1. In a first, pvt firm gets FCI contract for paddy buying

In a first, pvt firm gets FCI contract for paddy buying

NCML to carry out paddy purchase ops in Jharkhand

By: | New Delhi | Published: December 11, 2015 1:02 AM

The Food Corporation of India (FCI) has awarded a contract to the National Collateral Management Services Ltd (NCML) to carry out paddy purchase operations in Jharkhand.

This will be for the first time that  a private party has been allowed to purchase rice from farmers on behalf of FCI in a bigger scale. In August this year, the Centre had decided to engage private players during the current kharif season for procurement of rice in eastern Uttar Pradesh, Jharkhand, West Bengal, and Assam.

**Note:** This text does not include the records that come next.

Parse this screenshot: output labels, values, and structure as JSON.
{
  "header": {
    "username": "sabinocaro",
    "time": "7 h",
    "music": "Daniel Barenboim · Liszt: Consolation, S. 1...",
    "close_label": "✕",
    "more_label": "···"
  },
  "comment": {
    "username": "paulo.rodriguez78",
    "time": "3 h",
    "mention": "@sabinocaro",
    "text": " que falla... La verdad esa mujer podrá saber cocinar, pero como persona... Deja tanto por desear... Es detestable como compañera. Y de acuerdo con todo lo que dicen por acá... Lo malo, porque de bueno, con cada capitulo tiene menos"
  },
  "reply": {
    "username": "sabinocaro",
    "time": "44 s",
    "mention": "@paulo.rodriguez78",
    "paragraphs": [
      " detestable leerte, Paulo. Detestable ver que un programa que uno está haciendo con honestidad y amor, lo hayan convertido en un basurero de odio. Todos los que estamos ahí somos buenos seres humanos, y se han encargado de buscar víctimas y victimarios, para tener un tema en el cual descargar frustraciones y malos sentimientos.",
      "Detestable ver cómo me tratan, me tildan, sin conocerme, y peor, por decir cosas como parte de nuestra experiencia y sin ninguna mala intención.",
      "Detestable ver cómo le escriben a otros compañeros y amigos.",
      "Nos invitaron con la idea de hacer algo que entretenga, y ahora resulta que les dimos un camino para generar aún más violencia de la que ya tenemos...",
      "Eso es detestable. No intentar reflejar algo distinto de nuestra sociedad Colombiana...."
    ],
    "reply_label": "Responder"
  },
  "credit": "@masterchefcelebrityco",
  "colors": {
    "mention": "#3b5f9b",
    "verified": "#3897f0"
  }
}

Sources told FE that NCML would be allowed to purchase paddy from the farmers in the identified clusters where operations of FCI are not robust. “We are at present not looking at huge volume of procurement by private parties.

However, we are expecting the private sector to bring in efficiency in grain purchase system,” a food ministry official said.

The FCI would allow shortlisted private firms in only those clusters where there is possibility of procurement of one lakh tonne of rice equivalent of paddy. Besides, the new policy allows the private parties to open as many purchase centres as possible in the allotted cluster, subject to a cluster covering a minimum 500 to 1000 hectare.

NCML has been offered a couple of clusters in Jharkhand for paddy procurement, which is likely to commence in the next few weeks. The corporation would soon announce successful bidders for the paddy procurement operations in eastern Uttar Pradesh and subsequently in West Bengal. Meanwhile, the Bihar government has stated that the state would involve primary agricultural cooperative societies in paddy procurement this season.

The private parties would be engaged in procurement of paddy in a cluster identified by the respective state government and the private company would deliver custom milled rice (CMR) at the FCI or state government-owned agency godowns. “On the delivery of CMR to FCI or state-owned corporations, the private players would be reimbursed the minimum support price (MSP) and statutory charges paid by them upon production of proof of payment, besides the incidentals quoted in the tender document,” an official said.

The policy to involve private sector in grain procurement follows recommendations by the high level committee (HLC) headed by former food minister Shanta Kumar earlier this year. The HLC had suggested that FCI should move on to help those states where farmers suffer from distress sales at prices much below MSP, and which are dominated by small holdings, like eastern Uttar Pradesh, Bihar, West Bengal, Assam, etc.

The food ministry has set a target to procure 30 million tonne of rice during the kharif marketing season (2015-16) starting from October 1.

Till Thursday, Punjab, the biggest contributor to the central pool, has purchased over 9.3 MT of rice equivalent of paddy against the target of 8.2 MT for the 2015-16 marketing year. Similarly, Haryana has purchased more than 2.8 MT of rice against the target of 2.3 MT.